Tomasz Strzembosz (11 September 1930 – 16 October 2004) was a Polish historian and writer who specialized in the World War II history of Poland. He was a professor at the Polish Academy of Sciences Institute of Political Studies, in Warsaw; and, from 1991, at the John Paul II Catholic University of Lublin. Strzembosz was a resident of Warsaw, Poland.

==Postwar career==
After World War II, Tomasz Strzembosz was persecuted by the Polish People's Republic government's Urząd Bezpieczeństwa (Security Office). In the mid-1950s, Stalinist Poland he was prevented from obtaining a master's degree and was repeatedly laid off from work.

Strzembosz was one of the few Polish People's Republic historians who refused to write Soviet-inspired falsehoods about Poland's history. His main areas of research included the history of the World War II Polish Underground State, with special emphasis on German-occupied Warsaw; the Polish partisan movement in the Kresy macroregion between 1939 and 1941, following the Soviet invasion of Poland; and the 1944–46 anti-communist resistance in Poland.

In the 1980s, Strzembosz was an activist in the anti-communist Solidarity movement. In 1989–93, he was president of the Polish Scouting Association (photo).
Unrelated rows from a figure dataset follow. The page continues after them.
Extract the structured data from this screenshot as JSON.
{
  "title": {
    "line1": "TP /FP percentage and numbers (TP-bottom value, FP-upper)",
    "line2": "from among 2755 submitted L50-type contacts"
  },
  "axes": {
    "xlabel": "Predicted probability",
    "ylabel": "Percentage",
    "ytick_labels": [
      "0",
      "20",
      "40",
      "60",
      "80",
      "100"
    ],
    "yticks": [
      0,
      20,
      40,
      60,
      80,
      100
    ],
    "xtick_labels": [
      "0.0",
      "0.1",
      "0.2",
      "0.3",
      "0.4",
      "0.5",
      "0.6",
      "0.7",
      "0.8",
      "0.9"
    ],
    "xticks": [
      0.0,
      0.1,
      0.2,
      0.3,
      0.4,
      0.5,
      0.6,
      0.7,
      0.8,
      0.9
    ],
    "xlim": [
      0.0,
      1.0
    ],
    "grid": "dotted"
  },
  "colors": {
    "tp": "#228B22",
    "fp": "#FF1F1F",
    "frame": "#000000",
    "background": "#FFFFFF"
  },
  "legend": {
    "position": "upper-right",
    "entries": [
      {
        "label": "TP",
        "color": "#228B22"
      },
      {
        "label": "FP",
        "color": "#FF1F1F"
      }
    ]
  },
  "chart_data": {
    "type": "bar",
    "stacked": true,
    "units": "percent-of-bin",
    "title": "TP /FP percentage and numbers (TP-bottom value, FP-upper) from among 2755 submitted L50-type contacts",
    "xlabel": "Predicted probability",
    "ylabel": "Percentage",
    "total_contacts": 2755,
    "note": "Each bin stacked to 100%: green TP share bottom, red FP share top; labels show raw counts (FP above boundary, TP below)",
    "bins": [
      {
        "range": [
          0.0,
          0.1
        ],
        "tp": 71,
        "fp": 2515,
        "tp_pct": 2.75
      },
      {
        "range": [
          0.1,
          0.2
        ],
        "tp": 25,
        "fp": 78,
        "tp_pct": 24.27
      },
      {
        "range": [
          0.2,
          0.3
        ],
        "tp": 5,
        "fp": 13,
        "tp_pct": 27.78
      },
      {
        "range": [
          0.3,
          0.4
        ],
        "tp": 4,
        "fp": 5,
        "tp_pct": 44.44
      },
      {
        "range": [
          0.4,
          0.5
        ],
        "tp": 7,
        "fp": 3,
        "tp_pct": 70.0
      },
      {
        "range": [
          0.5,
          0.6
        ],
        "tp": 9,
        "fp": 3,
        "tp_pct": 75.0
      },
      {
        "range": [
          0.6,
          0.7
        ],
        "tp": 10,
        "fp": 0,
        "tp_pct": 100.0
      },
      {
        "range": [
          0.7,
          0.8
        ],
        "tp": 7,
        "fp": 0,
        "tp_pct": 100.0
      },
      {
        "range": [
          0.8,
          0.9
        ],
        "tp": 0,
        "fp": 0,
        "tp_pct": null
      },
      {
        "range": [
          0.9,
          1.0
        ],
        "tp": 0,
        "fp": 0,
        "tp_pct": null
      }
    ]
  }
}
Strzembosz authored a dozen books and over 100 scholarly papers. He also edited or reviewed over a dozen works by other authors. In 2002, he received Poland's Custodian of National Memory Prize. His doctoral students included Sławomir Poleszak.

==Family ==
Tomasz Strzembosz was one of a set of triplets, with Roman-Catholic activist Teresa and law-professor-judge Adam Strzembosz, who served as chief justice of Poland's Supreme Court. Tomasz married Maria (Maryla) Dawidowska, sister of anti-Nazi underground scouting hero Maciej Aleksy Dawidowski.

==Bibliography==
===Books===
- Tumult warszawski 1525 r., PWN, Warszawa 1959
- Odbijanie i uwalnianie więźniów w Warszawie 1939-1944, PWN, Warsaw 1972
- Ludność cywilna w powstaniu warszawskim 1944, et al. Vol. 1, PIW, Warsaw 1974 (Academy of Sciences Award)
- Akcje zbrojne podziemnej Warszawy 1939-1945, PIW, Warsaw 1978, reprinted: PWN 1983
- Oddziały szturmowe konspiracyjnej Warszawy 1939-1945, PWN, 1979, ISBN 83-01-00085-6
- Szare Szeregi jako organizacja wychowawcza, IWZZ, Warsaw 1984
- Refleksje o Polsce i podziemiu 1939-1945, Spotkania, Lublin 1986, reprinted 1990
- Bohaterowie "Kamieni na szaniec" w świetle dokumentów, PWN, Warsaw 1994
- Saga o "Łupaszce" ppłk. Jerzym Dąbrowskim 1889-1941, Rytm, Warsaw 1996
- Rzeczpospolita podziemna (1939 - 1945), Krupski i Spółka, Warsaw 2000
- W stronę zachodzącego słońca, RYTM, Warsaw 2003
- Antysowiecka partyzantka i konspiracja nad Biebrzą X 1939 - VI 1941, 2004.